The use of PDE5-Is was not associated with an overall increased risk of melanoma skin cancer. The increased risks observed in the highest prescription and pill categories require further validation.
In this study, the use of phosphodiesterase type 5 inhibitors was not associated with an increased risk of melanoma skin cancer.
磷酸二酯酶 5 抑制剂(PDE5-Is)与黑色素瘤皮肤癌之间的关联存在争议,此类药物被用于治疗勃起功能障碍(ED)。
评估 PDE5-Is 的使用是否与黑色素瘤皮肤癌风险的增加相关。
设计、设置和参与者:我们使用英国临床实践研究数据链接,组建了一个于 1998 年至 2014 年间新诊断为 ED 的男性队列,并随访至 2015 年。PDE5-I 暴露被视为一个时变变量,潜伏期滞后 1 年。
使用 Cox 比例风险模型,估计了 PDE5-I 使用与黑色素瘤发病风险的相关性,总体风险比(HR)及其 95%置信区间(CI),并按处方和药丸数量进行分层。针对基底细胞癌和鳞状细胞癌(这两种癌症被认为与 PDE5 相关途径无关)进行了相同的分析。

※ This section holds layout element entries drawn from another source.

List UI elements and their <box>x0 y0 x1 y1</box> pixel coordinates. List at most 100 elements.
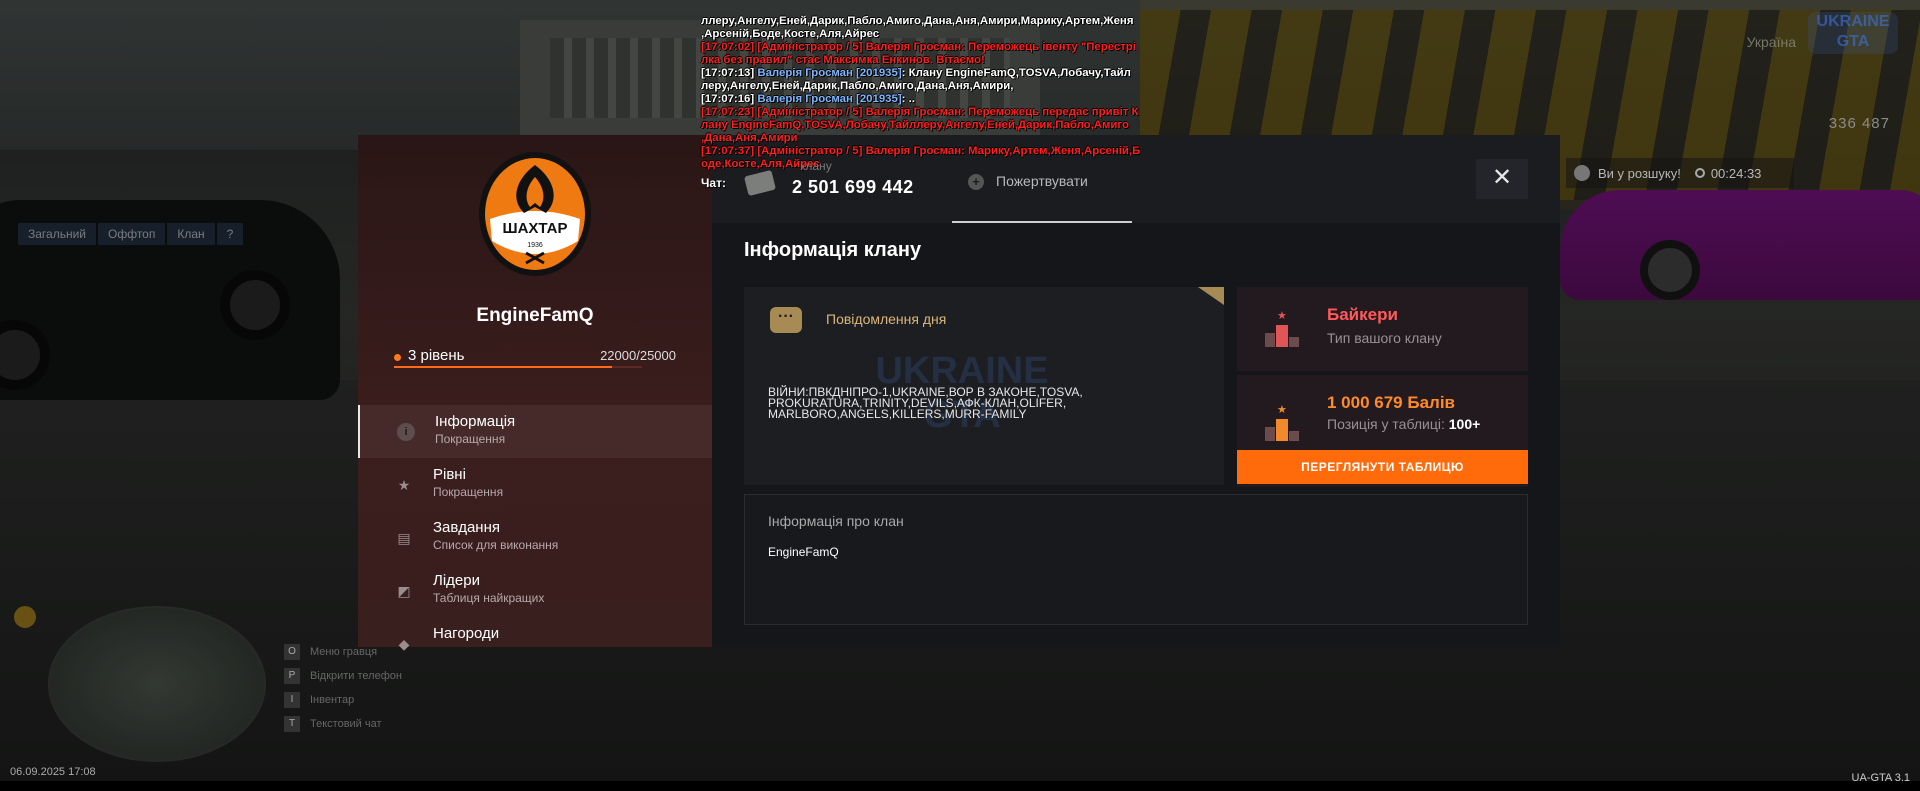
clan-xp: 22000/25000 <box>600 348 676 363</box>
date-time: 06.09.2025 17:08 <box>10 766 96 778</box>
chat-line: ллеру,Ангелу,Еней,Дарик,Пабло,Амиго,Дана… <box>701 15 1134 27</box>
menu-item-tasks[interactable]: ▤ Завдання Список для виконання <box>358 511 712 564</box>
key-cap: P <box>284 668 300 684</box>
chat-line: лану EngineFamQ,TOSVA,Лобачу,Тайллеру,Ан… <box>701 119 1129 131</box>
minimap <box>48 606 266 762</box>
svg-text:1936: 1936 <box>527 242 543 249</box>
podium-icon: ★ <box>1265 310 1299 347</box>
hint-row: T Текстовий чат <box>284 712 402 736</box>
game-version: UA-GTA 3.1 <box>1851 772 1910 784</box>
motd-text: ВІЙНИ:ПВКДНІПРО-1,UKRAINE,Вор в Законе,T… <box>768 385 1083 421</box>
phone-chat-tabs: Загальний Оффтоп Клан ? <box>18 223 245 245</box>
clan-crest-icon: ШАХТАР 1936 <box>479 152 591 276</box>
clan-position: Позиція у таблиці: 100+ <box>1327 416 1480 432</box>
info-icon: i <box>397 423 415 441</box>
chat-line: леру,Ангелу,Еней,Дарик,Пабло,Амиго,Дана,… <box>701 80 1014 92</box>
money-icon <box>743 169 777 197</box>
menu-item-subtitle: Таблиця найкращих <box>433 591 545 605</box>
key-cap: I <box>284 692 300 708</box>
menu-item-title: Рівні <box>433 466 466 483</box>
hud-money: 336 487 <box>1828 115 1890 132</box>
card-corner <box>1198 287 1224 305</box>
clan-window: ШАХТАР 1936 EngineFamQ 3 рівень 22000/25… <box>358 135 1560 652</box>
clan-level: 3 рівень <box>408 347 465 364</box>
wanted-label: Ви у розшуку! <box>1598 165 1681 181</box>
chat-ghost-text: клану <box>800 159 832 173</box>
about-title: Інформація про клан <box>768 513 904 529</box>
clan-type-caption: Тип вашого клану <box>1327 330 1442 346</box>
menu-item-leaders[interactable]: ◩ Лідери Таблиця найкращих <box>358 564 712 617</box>
podium-icon: ★ <box>1265 404 1299 441</box>
menu-item-title: Інформація <box>435 413 516 430</box>
phone-tab[interactable]: Оффтоп <box>98 223 166 245</box>
phone-tab[interactable]: Клан <box>167 223 215 245</box>
hint-label: Відкрити телефон <box>310 670 402 682</box>
level-dot-icon <box>394 354 401 361</box>
menu-item-title: Лідери <box>433 572 480 589</box>
reward-icon: ◆ <box>398 636 410 652</box>
clan-balance: 2 501 699 442 <box>792 177 914 197</box>
about-value: EngineFamQ <box>768 545 839 559</box>
menu-item-subtitle: Покращення <box>433 485 504 499</box>
chart-icon: ◩ <box>397 583 411 599</box>
clan-about-card: Інформація про клан EngineFamQ <box>744 494 1528 625</box>
chat-line: [17:07:37] [Адміністратор / 5] Валерія Г… <box>701 145 1141 157</box>
menu-item-levels[interactable]: ★ Рівні Покращення <box>358 458 712 511</box>
server-logo: UKRAINE GTA <box>1808 12 1898 54</box>
star-icon <box>14 606 36 628</box>
close-button[interactable]: ✕ <box>1476 159 1528 199</box>
chat-line: [17:07:16] Валерія Гросман [201935]: .. <box>701 93 915 105</box>
chat-line: [17:07:23] [Адміністратор / 5] Валерія Г… <box>701 106 1139 118</box>
menu-item-information[interactable]: i Інформація Покращення <box>358 405 712 458</box>
star-icon: ★ <box>397 477 411 493</box>
menu-item-subtitle: Покращення <box>435 432 506 446</box>
clan-sidebar: ШАХТАР 1936 EngineFamQ 3 рівень 22000/25… <box>358 135 712 652</box>
donate-label: Пожертвувати <box>996 173 1088 189</box>
phone-tab[interactable]: ? <box>216 223 244 245</box>
chat-bubble-icon: ··· <box>770 307 802 333</box>
hint-label: Текстовий чат <box>310 718 382 730</box>
svg-text:ШАХТАР: ШАХТАР <box>503 220 568 237</box>
xp-progress-fill <box>394 366 613 368</box>
clan-points: 1 000 679 Балів <box>1327 393 1455 412</box>
region-label: Україна <box>1746 34 1796 50</box>
chat-line: ,Дана,Аня,Амири <box>701 132 798 144</box>
wanted-timer: 00:24:33 <box>1694 165 1762 181</box>
view-table-button[interactable]: ПЕРЕГЛЯНУТИ ТАБЛИЦЮ <box>1237 450 1528 484</box>
clan-menu: i Інформація Покращення ★ Рівні Покращен… <box>358 405 712 670</box>
motd-title: Повідомлення дня <box>826 311 947 327</box>
hud-top-right: UKRAINE GTA Україна <box>1678 12 1908 132</box>
section-title: Інформація клану <box>744 239 922 261</box>
chat-log: ллеру,Ангелу,Еней,Дарик,Пабло,Амиго,Дана… <box>701 15 1271 171</box>
chat-input-label[interactable]: Чат: <box>701 176 726 190</box>
clock-icon <box>1694 168 1705 178</box>
position-value: 100+ <box>1448 416 1481 432</box>
wanted-timer-value: 00:24:33 <box>1710 165 1762 181</box>
hint-row: I Інвентар <box>284 688 402 712</box>
menu-item-title: Завдання <box>433 519 500 536</box>
message-icon: ▤ <box>397 530 411 546</box>
message-of-the-day-card: ··· Повідомлення дня UKRAINE GTA ВІЙНИ:ПВ… <box>744 287 1224 485</box>
chat-line: [17:07:13] Валерія Гросман [201935]: Кла… <box>701 67 1131 79</box>
xp-progress-bar <box>394 366 642 368</box>
position-label: Позиція у таблиці: <box>1327 416 1445 432</box>
hint-label: Інвентар <box>310 694 355 706</box>
key-cap: T <box>284 716 300 732</box>
chat-line: [17:07:02] [Адміністратор / 5] Валерія Г… <box>701 41 1136 53</box>
chat-line: лка без правил" стає Максимка Енкинов. В… <box>701 54 985 66</box>
clan-name: EngineFamQ <box>476 305 594 326</box>
clan-type: Байкери <box>1327 305 1398 324</box>
phone-tab[interactable]: Загальний <box>18 223 96 245</box>
clan-type-card: ★ Байкери Тип вашого клану <box>1237 287 1528 371</box>
chat-line: оде,Косте,Аля,Айрес <box>701 158 820 170</box>
plus-icon: + <box>968 174 984 190</box>
wanted-badge: Ви у розшуку! 00:24:33 <box>1566 158 1794 188</box>
clan-content: 2 501 699 442 + Пожертвувати ✕ Інформаці… <box>712 135 1560 647</box>
chat-line: ,Арсеній,Боде,Косте,Аля,Айрес <box>701 28 880 40</box>
menu-item-subtitle: Список для виконання <box>433 538 559 552</box>
close-icon: ✕ <box>1491 164 1513 191</box>
key-cap: O <box>284 644 300 660</box>
menu-item-rewards[interactable]: ◆ Нагороди <box>358 617 712 670</box>
shield-icon <box>1574 165 1590 181</box>
menu-item-title: Нагороди <box>433 625 500 642</box>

该队列包括 142983 名患者,其中 440 名在随访期间被新诊断为黑色素瘤(发生率:63.0/100000 人年)。与不使用相比,PDE5-I 使用与黑色素瘤总体风险的增加无关(发生率:66.7 比 54.1/100000 人年;HR:1.18;95%CI,0.95-1.47)。在接受 7 次或更多处方和≥25 片药丸的患者中,风险显著增加(HR:1.30[95%CI,1.01-1.69]和 1.34[95%CI,1.04-1.72])。相比之下,PDE5-Is 使用与基底细胞癌和鳞状细胞癌总体风险无关,与处方和药丸数量的关联不明确。
PDE5-Is 的使用与黑色素瘤皮肤癌的总体风险增加无关。在最高处方和药丸类别中观察到的风险增加需要进一步验证。
在这项研究中,使用磷酸二酯酶 5 抑制剂与黑色素瘤皮肤癌风险的增加无关。